Toward that end, noncritical uses of rubber had to be curtailed for the duration.

And that dovetails perfectly with the finding of a felt base on a WW2-era Monophone. 

It also begs the question of why AE stuck with rubber in the first place, when leather and felt had proved satisfactory to WE and others.  Rubber as a few advantages: when it gets wet it's easily dried, it provides a firm grip on a tabletop, it doesn't tear in the manner of felt, and by leaving most of the baseplate exposed, it allows easier access to various mounting screws without need to have perforations in a leather or felt cover.  However, the manufacturing issues about perforations would be easy enough to solve.  This may have been a "tradition" thing with AE, using rubber gaskets since the type 21 desk stand and seeing no reason to switch (until the war made it necessary). 

AE_Collector

#39
I have seen the felt base with the paper AE label glued to the felt so that was not likely a reurbishers work.

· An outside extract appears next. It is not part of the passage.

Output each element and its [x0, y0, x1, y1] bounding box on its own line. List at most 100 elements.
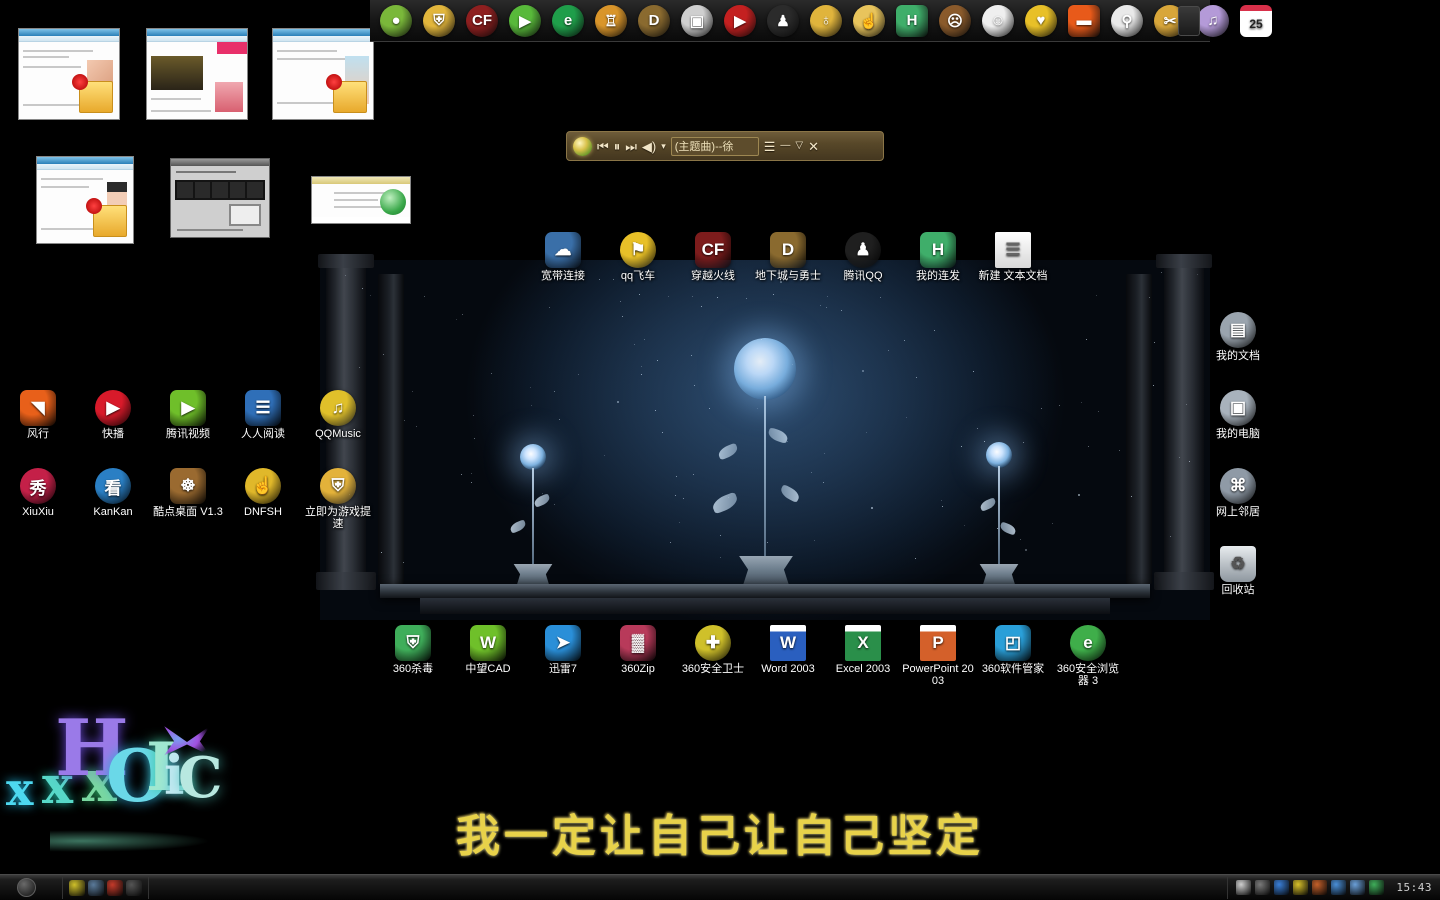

Of course gluing a paper label to felt wasn't ideal but it got the job done in a pinch.

Terry

recrum

another difference I've spotted after further looking at the photos (which it's kind of obvious, don't know why i didn't see it earlier).  The coil on the one had a medal base and holes to kinda route the wires going to the base of the phone.

recrum

One question?  where the patents specific to each individual phone?  The phone I have with the chrome bands and dial wheel has the patent number for the extensicord while the other phone does not.

dsk

#42
http://tinyurl.com/a9ml9m6
$35  seems to be OK for a SL ringer version?
dsk

HowardPgh

With out seeing the inside it is hard to tell. Even then there are no solid clues.  The SL sticker on the bottom probably says when a SL ringer was installed 1959?
The best place to start with the age is to know when the 40 model was discontinued.
Howard
Howard

AE_Collector

AE 40's ran for about 20 years. They were introduced in either late 1938 or more likely 1939. They seem to have been produced until about 1959 or maybe even 1960 even though the replacement AE 80 was introduced in about 1955.

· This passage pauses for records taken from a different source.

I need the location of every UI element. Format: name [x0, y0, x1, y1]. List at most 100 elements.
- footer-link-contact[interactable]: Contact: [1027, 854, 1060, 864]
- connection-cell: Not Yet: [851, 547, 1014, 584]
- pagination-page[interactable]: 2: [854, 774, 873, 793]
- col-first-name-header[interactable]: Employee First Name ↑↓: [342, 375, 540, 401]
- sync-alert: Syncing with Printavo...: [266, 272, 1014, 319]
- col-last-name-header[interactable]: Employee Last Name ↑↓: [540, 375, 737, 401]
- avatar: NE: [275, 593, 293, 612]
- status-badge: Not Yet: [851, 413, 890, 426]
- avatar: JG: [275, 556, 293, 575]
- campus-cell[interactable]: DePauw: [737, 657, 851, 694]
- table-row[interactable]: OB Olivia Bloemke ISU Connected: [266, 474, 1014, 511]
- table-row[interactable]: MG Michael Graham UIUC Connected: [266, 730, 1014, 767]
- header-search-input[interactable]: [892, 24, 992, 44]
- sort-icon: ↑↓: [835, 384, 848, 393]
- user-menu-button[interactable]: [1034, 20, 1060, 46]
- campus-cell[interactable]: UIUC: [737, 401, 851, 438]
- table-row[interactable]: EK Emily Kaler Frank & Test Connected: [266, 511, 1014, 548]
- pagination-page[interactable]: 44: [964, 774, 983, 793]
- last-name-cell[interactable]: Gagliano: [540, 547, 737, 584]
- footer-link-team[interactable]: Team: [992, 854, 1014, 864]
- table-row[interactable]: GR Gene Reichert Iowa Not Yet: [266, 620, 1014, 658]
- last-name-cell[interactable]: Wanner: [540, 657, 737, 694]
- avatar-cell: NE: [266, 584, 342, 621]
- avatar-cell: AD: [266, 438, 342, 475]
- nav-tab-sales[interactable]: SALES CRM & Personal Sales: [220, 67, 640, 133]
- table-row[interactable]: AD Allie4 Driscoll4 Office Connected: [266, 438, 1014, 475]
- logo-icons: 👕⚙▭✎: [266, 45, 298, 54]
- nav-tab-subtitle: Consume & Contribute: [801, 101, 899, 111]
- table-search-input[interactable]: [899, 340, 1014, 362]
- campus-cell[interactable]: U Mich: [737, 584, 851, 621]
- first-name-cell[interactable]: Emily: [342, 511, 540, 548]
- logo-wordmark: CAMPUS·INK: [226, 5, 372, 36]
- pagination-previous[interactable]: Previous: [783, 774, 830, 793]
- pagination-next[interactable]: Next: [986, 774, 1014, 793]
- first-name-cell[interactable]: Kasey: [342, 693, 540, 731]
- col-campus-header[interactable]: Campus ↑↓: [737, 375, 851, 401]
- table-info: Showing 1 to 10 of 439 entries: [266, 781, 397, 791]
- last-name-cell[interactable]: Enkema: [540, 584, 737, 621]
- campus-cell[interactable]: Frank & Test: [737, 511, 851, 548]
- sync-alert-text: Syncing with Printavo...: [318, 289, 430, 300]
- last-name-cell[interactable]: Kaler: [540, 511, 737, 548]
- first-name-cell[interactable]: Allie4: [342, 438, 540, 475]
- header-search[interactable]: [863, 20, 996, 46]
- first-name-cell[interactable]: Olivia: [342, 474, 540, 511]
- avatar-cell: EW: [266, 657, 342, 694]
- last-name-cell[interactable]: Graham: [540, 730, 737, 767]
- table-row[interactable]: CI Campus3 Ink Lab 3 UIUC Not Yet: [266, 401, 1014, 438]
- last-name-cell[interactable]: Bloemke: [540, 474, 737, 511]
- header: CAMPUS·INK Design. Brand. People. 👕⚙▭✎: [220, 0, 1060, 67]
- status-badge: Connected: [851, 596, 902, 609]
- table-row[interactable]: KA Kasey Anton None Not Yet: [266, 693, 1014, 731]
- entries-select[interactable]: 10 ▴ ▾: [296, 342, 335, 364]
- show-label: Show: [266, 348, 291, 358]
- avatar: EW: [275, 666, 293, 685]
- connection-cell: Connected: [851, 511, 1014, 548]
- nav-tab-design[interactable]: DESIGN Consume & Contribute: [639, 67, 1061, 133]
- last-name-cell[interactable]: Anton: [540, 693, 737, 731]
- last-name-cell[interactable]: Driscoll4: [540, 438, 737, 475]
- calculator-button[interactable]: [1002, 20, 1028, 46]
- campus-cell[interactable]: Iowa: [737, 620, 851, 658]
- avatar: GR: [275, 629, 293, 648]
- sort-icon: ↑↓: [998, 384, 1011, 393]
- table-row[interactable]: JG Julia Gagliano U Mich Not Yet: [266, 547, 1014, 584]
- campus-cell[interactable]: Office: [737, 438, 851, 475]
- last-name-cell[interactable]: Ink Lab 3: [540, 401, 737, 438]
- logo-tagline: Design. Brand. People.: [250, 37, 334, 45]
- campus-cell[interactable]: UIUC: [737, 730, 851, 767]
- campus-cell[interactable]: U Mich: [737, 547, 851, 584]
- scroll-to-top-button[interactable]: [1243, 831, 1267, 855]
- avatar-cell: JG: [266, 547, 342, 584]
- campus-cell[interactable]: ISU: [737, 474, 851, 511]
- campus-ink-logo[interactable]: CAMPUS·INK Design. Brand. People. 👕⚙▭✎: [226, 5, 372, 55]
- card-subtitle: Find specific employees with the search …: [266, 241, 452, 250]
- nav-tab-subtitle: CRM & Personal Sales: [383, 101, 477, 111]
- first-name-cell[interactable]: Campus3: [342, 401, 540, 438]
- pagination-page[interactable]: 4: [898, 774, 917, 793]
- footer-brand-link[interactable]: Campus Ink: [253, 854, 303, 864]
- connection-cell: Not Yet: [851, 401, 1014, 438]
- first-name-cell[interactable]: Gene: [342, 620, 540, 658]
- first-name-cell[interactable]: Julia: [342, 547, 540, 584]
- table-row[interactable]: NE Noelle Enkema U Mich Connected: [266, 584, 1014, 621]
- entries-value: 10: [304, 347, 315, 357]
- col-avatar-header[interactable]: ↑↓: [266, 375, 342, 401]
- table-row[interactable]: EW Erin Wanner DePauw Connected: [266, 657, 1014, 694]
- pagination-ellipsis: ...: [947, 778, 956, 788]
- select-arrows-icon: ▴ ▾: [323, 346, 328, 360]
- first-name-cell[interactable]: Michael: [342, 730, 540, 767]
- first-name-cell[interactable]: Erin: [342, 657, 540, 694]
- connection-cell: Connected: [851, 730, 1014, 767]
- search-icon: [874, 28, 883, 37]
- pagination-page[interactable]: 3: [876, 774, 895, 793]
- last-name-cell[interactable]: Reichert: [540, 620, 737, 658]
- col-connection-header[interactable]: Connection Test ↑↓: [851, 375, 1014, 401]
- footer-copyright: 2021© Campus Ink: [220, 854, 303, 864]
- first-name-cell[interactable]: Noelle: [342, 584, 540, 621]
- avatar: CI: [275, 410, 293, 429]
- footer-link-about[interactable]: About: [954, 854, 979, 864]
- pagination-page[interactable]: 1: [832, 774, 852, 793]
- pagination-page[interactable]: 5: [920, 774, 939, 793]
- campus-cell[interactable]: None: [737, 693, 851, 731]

The receiver cap on this one looks to be either an early black painted brass band type or maybe more likely the grooved bakelite to look like a brass band. Either way, these are the very early style caps for this handset. The transmitter cap is smooth bakelite which is the much more common type produced. So which cap is original to the phone? No one knows. If it has cloth insulted wiring inside it is obviously one of the older ones. Plastic insulation is newer. One day I hope to find something that narrows down the time frame when they switched to plastic insulation. Lekely fairly soon after the war?

$35 is a decent price for this if no cracks. Too bad the caps didn't match though. The sticker would quite likely indicate iot has a SL ringer but the sticker is not a regular AE part, someone has added this. Probabaly refurbed in 1959 and sticker indicates that it is (or was then) a SL ringer.